(PROVINCIA DEL CHOAPA).– Un histórico golpe al crimen organizado y al narcotráfico se concretó durante este fin de semana en la puerta sur de nuestra región. En dos operativos casi simultáneos desplegados en la Ruta 5 Norte, Carabineros especializados del OS7 Limarí y personal territorial lograron incautar más de 216 kilos de marihuana procesada, un cargamento avaluado en más de 1.720 millones de pesos.
Desarticulación en la carretera
El primer procedimiento, fruto de una meticulosa investigación, se desarrolló a la altura de la Tenencia Carretera Choapa. En el lugar, los uniformados lograron desarticular una red narco que utilizaba tres vehículos, mediante un estructurado sistema de relevos, para trasladar más de 83 kilos de droga hacia la zona centro del país. Este operativo dejó a cinco ciudadanos chilenos detenidos —de entre 21 y 25 años—, quienes ya quedaron en prisión preventiva por los 90 días que dure la investigación.
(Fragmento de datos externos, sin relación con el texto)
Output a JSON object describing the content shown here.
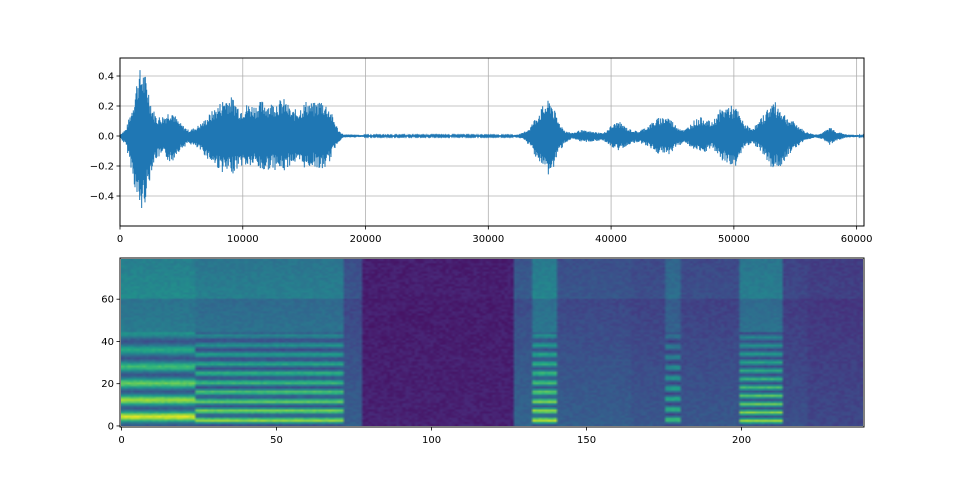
{
  "chart_data": [
    {
      "type": "line",
      "title": "",
      "xlabel": "",
      "ylabel": "",
      "xlim": [
        0,
        60600
      ],
      "ylim": [
        -0.6,
        0.52
      ],
      "grid": true,
      "color": "#1f77b4",
      "x_ticks": [
        0,
        10000,
        20000,
        30000,
        40000,
        50000,
        60000
      ],
      "x_tick_labels": [
        "0",
        "10000",
        "20000",
        "30000",
        "40000",
        "50000",
        "60000"
      ],
      "y_ticks": [
        0.4,
        0.2,
        0.0,
        -0.2,
        -0.4
      ],
      "y_tick_labels": [
        "0.4",
        "0.2",
        "0.0",
        "−0.2",
        "−0.4"
      ],
      "series": [
        {
          "envelope_x": [
            0,
            500,
            1000,
            1500,
            1800,
            2200,
            2600,
            3000,
            3600,
            4200,
            4600,
            5000,
            5600,
            6200,
            6800,
            7400,
            8000,
            8600,
            9200,
            9800,
            10400,
            11000,
            11600,
            12200,
            12800,
            13400,
            14000,
            14600,
            15200,
            15800,
            16400,
            17000,
            17400,
            17800,
            18200,
            19000,
            20000,
            24000,
            28000,
            32000,
            32800,
            33400,
            34000,
            34600,
            35100,
            35600,
            36200,
            36800,
            37500,
            38400,
            39400,
            40000,
            40600,
            41400,
            42200,
            43000,
            43800,
            44600,
            45300,
            46000,
            46800,
            47500,
            48200,
            48900,
            49600,
            50200,
            50800,
            51400,
            52000,
            52600,
            53200,
            53800,
            54400,
            55000,
            55800,
            56600,
            57200,
            57800,
            58400,
            59200,
            60600
          ],
          "envelope_max": [
            0.01,
            0.05,
            0.2,
            0.44,
            0.46,
            0.38,
            0.2,
            0.13,
            0.14,
            0.19,
            0.12,
            0.08,
            0.04,
            0.06,
            0.1,
            0.16,
            0.21,
            0.27,
            0.26,
            0.19,
            0.22,
            0.21,
            0.24,
            0.22,
            0.24,
            0.25,
            0.17,
            0.19,
            0.24,
            0.22,
            0.25,
            0.2,
            0.12,
            0.04,
            0.01,
            0.01,
            0.005,
            0.005,
            0.005,
            0.005,
            0.02,
            0.06,
            0.15,
            0.22,
            0.25,
            0.12,
            0.04,
            0.02,
            0.04,
            0.03,
            0.02,
            0.07,
            0.1,
            0.05,
            0.03,
            0.07,
            0.12,
            0.14,
            0.07,
            0.04,
            0.11,
            0.13,
            0.09,
            0.18,
            0.21,
            0.19,
            0.09,
            0.05,
            0.09,
            0.17,
            0.24,
            0.19,
            0.12,
            0.09,
            0.03,
            0.01,
            0.02,
            0.06,
            0.03,
            0.01,
            0.005
          ],
          "envelope_min": [
            -0.01,
            -0.07,
            -0.25,
            -0.5,
            -0.52,
            -0.4,
            -0.22,
            -0.15,
            -0.14,
            -0.19,
            -0.12,
            -0.09,
            -0.05,
            -0.08,
            -0.12,
            -0.18,
            -0.22,
            -0.26,
            -0.25,
            -0.2,
            -0.21,
            -0.2,
            -0.25,
            -0.22,
            -0.23,
            -0.24,
            -0.18,
            -0.2,
            -0.22,
            -0.2,
            -0.24,
            -0.19,
            -0.1,
            -0.04,
            -0.01,
            -0.01,
            -0.005,
            -0.005,
            -0.005,
            -0.005,
            -0.02,
            -0.07,
            -0.16,
            -0.24,
            -0.28,
            -0.14,
            -0.05,
            -0.02,
            -0.04,
            -0.04,
            -0.03,
            -0.08,
            -0.1,
            -0.06,
            -0.04,
            -0.07,
            -0.12,
            -0.13,
            -0.08,
            -0.04,
            -0.1,
            -0.12,
            -0.08,
            -0.16,
            -0.2,
            -0.2,
            -0.08,
            -0.05,
            -0.08,
            -0.15,
            -0.23,
            -0.21,
            -0.13,
            -0.08,
            -0.03,
            -0.01,
            -0.02,
            -0.06,
            -0.03,
            -0.01,
            -0.005
          ]
        }
      ]
    },
    {
      "type": "heatmap",
      "title": "",
      "xlabel": "",
      "ylabel": "",
      "colormap": "viridis",
      "xlim": [
        -0.5,
        239.5
      ],
      "ylim": [
        -0.5,
        79.5
      ],
      "x_ticks": [
        0,
        50,
        100,
        150,
        200
      ],
      "x_tick_labels": [
        "0",
        "50",
        "100",
        "150",
        "200"
      ],
      "y_ticks": [
        0,
        20,
        40,
        60
      ],
      "y_tick_labels": [
        "0",
        "20",
        "40",
        "60"
      ],
      "frames": 240,
      "bins": 80,
      "segments": [
        {
          "start": 0,
          "end": 24,
          "level": 0.9,
          "harmonics": true,
          "f0": 8
        },
        {
          "start": 24,
          "end": 72,
          "level": 0.8,
          "harmonics": true,
          "f0": 4.5
        },
        {
          "start": 72,
          "end": 78,
          "level": 0.45,
          "harmonics": false,
          "f0": 0
        },
        {
          "start": 78,
          "end": 127,
          "level": 0.08,
          "harmonics": false,
          "f0": 0
        },
        {
          "start": 127,
          "end": 133,
          "level": 0.5,
          "harmonics": false,
          "f0": 0
        },
        {
          "start": 133,
          "end": 141,
          "level": 0.85,
          "harmonics": true,
          "f0": 4.5
        },
        {
          "start": 141,
          "end": 150,
          "level": 0.45,
          "harmonics": false,
          "f0": 0
        },
        {
          "start": 150,
          "end": 165,
          "level": 0.45,
          "harmonics": false,
          "f0": 0
        },
        {
          "start": 165,
          "end": 176,
          "level": 0.4,
          "harmonics": false,
          "f0": 0
        },
        {
          "start": 176,
          "end": 181,
          "level": 0.65,
          "harmonics": true,
          "f0": 5
        },
        {
          "start": 181,
          "end": 200,
          "level": 0.4,
          "harmonics": false,
          "f0": 0
        },
        {
          "start": 200,
          "end": 214,
          "level": 0.8,
          "harmonics": true,
          "f0": 4
        },
        {
          "start": 214,
          "end": 222,
          "level": 0.35,
          "harmonics": false,
          "f0": 0
        },
        {
          "start": 222,
          "end": 240,
          "level": 0.3,
          "harmonics": false,
          "f0": 0
        }
      ]
    }
  ]
}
Apenas unas horas después, y a solo 80 kilómetros de distancia, un control carretero permitió interceptar un vehículo que intentó evadir la fiscalización policial. En su interior se descubrieron 123 contenedores con más de 132 kilos de marihuana elaborada, sumando un sexto detenido que pasará a control de detención durante esta jornada de lunes.
Tecnología y despliegue
El General Christian Brebi, Jefe de Zona de Carabineros Coquimbo, detalló que el éxito de estas diligencias en la segunda línea de control radica en el uso de herramientas de última generación, como escáneres de alta precisión que miden la opacidad de los vehículos. A esto se sumó el trabajo invaluable de los canes detectores de droga, Kairo y Baco, quienes volvieron a ser protagonistas en la lucha contra el crimen.
Por su parte, el Delegado Presidencial Regional, Víctor Pino, destacó el nivel de eficacia del procedimiento: “Estamos quitando más de 1.720 millones de pesos que dejan de llegar a los delincuentes y eso es trascendental”. La autoridad remarcó que sacar de circulación estas 430 mil dosis va en línea directa con el mandato del Presidente José Antonio Kast de implementar una política de seguridad firme, que devuelva la tranquilidad a los barrios y frene los delitos asociados al microtráfico.